Summary
Source: https://github.com/ochubar/SRW
License: Open Source https://github.com/ochubar/SRW/blob/master/COPYRIGHT.txt
Path: /software/oasys as part of the oasys installation
Documentation: https://wpg.readthedocs.io/en/latest/tutorials/2/Tutorial_case_2.html
Related: oasys
SRW (Synchrotron Radiation Workshop") is a physical optics computer code for calculation of detailed characteristics of Synchrotron Radiation (SR) generated by relativistic electrons in magnetic fields of arbitrary configuration and for simulation of the radiation wavefront propagation through optical systems of beamlines.
Using srw
srw is available as part of the oasys installation and initialied with a custom oasys-mpi module:
[max]% module load maxwell oasys-mpi [max]% mpiexec -np 16 --mca pml ucx python SRWLIB_Example12.py -m 100
To simplify batch-jobs there is a minimal batch-script available under /software/oasys/bin/srw.sh.

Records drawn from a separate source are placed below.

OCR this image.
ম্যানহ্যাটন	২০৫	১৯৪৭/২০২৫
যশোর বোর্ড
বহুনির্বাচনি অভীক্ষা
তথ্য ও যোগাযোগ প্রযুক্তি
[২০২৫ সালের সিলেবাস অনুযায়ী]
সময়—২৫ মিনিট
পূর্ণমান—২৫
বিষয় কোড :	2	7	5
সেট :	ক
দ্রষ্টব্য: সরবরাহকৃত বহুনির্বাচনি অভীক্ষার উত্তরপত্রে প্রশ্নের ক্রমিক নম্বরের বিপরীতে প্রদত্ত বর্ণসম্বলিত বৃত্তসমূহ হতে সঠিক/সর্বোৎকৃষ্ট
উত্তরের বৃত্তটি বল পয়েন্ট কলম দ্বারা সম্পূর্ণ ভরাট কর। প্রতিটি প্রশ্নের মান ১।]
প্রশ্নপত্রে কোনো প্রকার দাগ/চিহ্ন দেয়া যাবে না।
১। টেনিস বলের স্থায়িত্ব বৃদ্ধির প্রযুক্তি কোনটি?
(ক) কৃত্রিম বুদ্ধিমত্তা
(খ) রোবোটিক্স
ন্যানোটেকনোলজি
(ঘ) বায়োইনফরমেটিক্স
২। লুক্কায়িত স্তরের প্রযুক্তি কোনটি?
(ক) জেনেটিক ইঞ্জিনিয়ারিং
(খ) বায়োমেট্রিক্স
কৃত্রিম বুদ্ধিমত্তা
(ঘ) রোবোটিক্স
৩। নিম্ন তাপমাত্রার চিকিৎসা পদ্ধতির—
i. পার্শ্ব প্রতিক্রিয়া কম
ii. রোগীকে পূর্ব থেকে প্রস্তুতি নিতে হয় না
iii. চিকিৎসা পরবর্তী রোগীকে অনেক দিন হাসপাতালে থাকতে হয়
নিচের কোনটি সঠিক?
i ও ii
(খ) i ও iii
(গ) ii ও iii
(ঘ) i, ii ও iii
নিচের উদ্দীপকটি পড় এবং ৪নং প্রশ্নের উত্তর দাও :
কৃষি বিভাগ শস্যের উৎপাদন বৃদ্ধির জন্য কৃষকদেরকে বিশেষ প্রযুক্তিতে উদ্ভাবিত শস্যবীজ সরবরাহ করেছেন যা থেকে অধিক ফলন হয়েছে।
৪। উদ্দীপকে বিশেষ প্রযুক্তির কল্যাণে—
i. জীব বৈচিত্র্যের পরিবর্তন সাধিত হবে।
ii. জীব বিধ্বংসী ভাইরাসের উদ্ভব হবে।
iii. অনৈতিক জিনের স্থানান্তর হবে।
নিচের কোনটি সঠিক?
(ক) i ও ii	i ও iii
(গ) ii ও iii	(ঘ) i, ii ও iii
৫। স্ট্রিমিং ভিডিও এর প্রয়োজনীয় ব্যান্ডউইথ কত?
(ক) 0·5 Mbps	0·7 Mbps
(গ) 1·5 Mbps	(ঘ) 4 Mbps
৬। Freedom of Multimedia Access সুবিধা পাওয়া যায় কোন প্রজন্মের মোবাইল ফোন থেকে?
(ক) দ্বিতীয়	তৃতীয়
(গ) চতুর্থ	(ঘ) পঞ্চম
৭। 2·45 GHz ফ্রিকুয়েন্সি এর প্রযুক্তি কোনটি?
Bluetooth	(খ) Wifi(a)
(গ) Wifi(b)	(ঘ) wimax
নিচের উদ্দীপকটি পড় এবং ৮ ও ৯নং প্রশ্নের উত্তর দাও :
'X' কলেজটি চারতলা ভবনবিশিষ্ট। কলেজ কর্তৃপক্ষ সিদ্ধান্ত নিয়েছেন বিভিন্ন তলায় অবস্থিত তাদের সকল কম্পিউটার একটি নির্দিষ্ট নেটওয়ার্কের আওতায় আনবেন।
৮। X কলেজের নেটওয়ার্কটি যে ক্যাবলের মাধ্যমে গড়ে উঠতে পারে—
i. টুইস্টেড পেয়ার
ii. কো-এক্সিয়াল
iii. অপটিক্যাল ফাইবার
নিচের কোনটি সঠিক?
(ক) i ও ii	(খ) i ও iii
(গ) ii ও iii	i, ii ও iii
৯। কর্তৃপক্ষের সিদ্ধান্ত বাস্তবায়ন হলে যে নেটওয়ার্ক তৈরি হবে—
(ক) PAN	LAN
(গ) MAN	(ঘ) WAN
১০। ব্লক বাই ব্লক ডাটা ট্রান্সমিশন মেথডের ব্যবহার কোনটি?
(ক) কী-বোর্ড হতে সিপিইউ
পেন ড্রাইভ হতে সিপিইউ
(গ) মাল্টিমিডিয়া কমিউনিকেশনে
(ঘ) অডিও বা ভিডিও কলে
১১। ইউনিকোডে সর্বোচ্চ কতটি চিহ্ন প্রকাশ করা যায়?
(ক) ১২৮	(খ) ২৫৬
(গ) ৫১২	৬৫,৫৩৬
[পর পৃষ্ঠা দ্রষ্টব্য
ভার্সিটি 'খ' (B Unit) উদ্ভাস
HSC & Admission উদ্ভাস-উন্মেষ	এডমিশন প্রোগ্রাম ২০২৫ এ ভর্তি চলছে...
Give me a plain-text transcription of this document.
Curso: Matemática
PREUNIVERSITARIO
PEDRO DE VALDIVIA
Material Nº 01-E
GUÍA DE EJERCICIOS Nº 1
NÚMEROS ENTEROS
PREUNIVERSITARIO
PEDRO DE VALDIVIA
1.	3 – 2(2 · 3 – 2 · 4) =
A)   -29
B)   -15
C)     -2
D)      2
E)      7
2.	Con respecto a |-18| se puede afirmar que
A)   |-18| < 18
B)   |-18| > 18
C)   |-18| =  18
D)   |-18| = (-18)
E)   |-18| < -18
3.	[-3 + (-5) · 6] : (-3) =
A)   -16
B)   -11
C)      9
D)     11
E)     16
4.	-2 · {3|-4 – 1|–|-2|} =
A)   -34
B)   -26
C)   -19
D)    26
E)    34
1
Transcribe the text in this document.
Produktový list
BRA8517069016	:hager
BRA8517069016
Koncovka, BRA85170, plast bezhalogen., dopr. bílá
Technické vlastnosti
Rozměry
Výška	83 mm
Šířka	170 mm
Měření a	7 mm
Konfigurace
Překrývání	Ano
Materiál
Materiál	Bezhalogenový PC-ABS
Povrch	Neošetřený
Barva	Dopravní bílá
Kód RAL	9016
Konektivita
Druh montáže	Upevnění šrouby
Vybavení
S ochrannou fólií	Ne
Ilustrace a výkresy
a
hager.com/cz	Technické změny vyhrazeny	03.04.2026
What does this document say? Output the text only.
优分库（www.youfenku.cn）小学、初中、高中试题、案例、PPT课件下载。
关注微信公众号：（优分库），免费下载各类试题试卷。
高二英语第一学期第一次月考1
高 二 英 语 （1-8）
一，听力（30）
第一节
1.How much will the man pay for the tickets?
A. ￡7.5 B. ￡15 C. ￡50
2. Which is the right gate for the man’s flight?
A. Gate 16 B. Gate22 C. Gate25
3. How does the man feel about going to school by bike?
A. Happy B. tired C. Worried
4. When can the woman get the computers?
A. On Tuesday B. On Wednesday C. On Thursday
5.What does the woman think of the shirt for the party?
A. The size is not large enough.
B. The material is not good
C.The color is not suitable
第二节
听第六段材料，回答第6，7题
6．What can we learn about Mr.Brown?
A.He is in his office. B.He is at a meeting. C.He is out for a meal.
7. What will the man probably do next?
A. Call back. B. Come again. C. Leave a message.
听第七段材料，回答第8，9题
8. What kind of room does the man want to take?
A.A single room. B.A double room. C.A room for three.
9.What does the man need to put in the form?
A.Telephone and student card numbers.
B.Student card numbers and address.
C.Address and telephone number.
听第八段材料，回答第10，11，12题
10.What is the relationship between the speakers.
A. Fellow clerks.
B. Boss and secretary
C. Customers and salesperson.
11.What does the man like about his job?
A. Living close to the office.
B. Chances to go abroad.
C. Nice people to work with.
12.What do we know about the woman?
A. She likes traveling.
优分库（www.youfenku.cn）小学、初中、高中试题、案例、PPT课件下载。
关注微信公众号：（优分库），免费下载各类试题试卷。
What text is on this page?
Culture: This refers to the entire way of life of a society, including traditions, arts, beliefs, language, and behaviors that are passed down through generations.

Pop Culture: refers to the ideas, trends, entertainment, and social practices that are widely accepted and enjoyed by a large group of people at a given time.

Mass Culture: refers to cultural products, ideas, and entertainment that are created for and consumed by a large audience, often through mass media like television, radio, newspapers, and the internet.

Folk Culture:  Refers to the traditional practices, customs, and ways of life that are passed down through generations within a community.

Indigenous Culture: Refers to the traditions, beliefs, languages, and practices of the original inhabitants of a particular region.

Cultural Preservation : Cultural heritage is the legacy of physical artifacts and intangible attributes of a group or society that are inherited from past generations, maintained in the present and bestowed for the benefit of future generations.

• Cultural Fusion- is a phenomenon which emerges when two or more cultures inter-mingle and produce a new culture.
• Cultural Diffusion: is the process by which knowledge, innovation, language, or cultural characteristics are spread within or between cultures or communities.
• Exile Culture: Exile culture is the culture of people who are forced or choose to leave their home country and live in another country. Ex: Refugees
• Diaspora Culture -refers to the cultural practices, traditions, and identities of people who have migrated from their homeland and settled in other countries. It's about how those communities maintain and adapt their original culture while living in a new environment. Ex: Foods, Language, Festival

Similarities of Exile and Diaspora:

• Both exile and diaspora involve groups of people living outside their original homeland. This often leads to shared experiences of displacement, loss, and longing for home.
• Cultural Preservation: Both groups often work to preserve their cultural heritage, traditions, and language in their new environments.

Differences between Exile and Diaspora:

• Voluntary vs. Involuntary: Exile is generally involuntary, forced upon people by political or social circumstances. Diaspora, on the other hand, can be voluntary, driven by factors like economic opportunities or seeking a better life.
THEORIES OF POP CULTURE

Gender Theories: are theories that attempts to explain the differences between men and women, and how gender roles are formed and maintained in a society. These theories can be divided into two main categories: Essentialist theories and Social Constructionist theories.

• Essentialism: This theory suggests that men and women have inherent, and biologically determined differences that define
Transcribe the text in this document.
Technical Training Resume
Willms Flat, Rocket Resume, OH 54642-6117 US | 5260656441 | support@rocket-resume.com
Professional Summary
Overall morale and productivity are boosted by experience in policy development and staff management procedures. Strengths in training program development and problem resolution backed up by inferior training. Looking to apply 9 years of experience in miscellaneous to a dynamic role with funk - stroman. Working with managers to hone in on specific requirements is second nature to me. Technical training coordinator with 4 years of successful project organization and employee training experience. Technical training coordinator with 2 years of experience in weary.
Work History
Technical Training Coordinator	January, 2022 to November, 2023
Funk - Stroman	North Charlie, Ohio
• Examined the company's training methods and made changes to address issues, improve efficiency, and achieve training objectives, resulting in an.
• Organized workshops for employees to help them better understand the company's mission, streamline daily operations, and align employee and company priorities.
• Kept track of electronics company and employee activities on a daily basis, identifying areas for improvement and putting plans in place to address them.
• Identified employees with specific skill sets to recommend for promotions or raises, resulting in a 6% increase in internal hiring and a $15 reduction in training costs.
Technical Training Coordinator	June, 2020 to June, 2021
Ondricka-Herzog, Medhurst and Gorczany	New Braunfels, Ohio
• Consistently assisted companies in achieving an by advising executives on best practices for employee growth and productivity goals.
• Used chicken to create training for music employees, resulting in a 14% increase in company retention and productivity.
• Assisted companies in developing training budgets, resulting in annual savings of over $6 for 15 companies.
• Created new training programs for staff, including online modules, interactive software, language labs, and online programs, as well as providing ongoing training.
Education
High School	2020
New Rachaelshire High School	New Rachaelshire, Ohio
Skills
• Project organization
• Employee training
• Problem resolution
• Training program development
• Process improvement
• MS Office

Simple examples to run the script:
# this ensures that srw.sh in your PATH. # only helpful for salloc, for sbatch one needs to specify the full path - or use $(which srw.sh) - [max]% module load maxwell oasys-mpi # run srw on the "local" maxwell machine. # on max-display, max-wgs the script sets the default number of course to 4, but can be overridden: [max]% NP=2 srw.sh "SRWLIB_Example12.py -m 100" # salloc can used to run srw on batch-node, while still being kind of interactive, for example [max]% NP=48 salloc --partition=all --time=0-04:00:00 --constraint='EPYC&7402' --nodes=2 srw.sh "SRWLIB_Example12.py -m 100" # NP=48: use 48 cores per node. EPYC 7402 are equipped with 48 physical cores. # --partition=all ... options specified on the command-line override the ones specified in srw.sh (--partition=maxcpu --time?=0-04:00) # "SRWLIB_Example12.py -m 100" all parameters for srw have to specified in a single string, the quotes are required. # using sbatch all nodes are exclusive, so no need to specify the number of cores [max]% sbatch --partition=short --nodes=4 /software/oasys/bin/srw.sh "SRWLIB_Example12.py -m 10000" # for partitions with mixed hardware it's helpful to ensure all nodes used are identical, for example [max]% sbatch --partition=maxcpu,allcpu --nodes=4 --constraint="[Gold-6240|7402|E5-2640]" $(which srw.sh) "SRWLIB_Example12.py -m 10000"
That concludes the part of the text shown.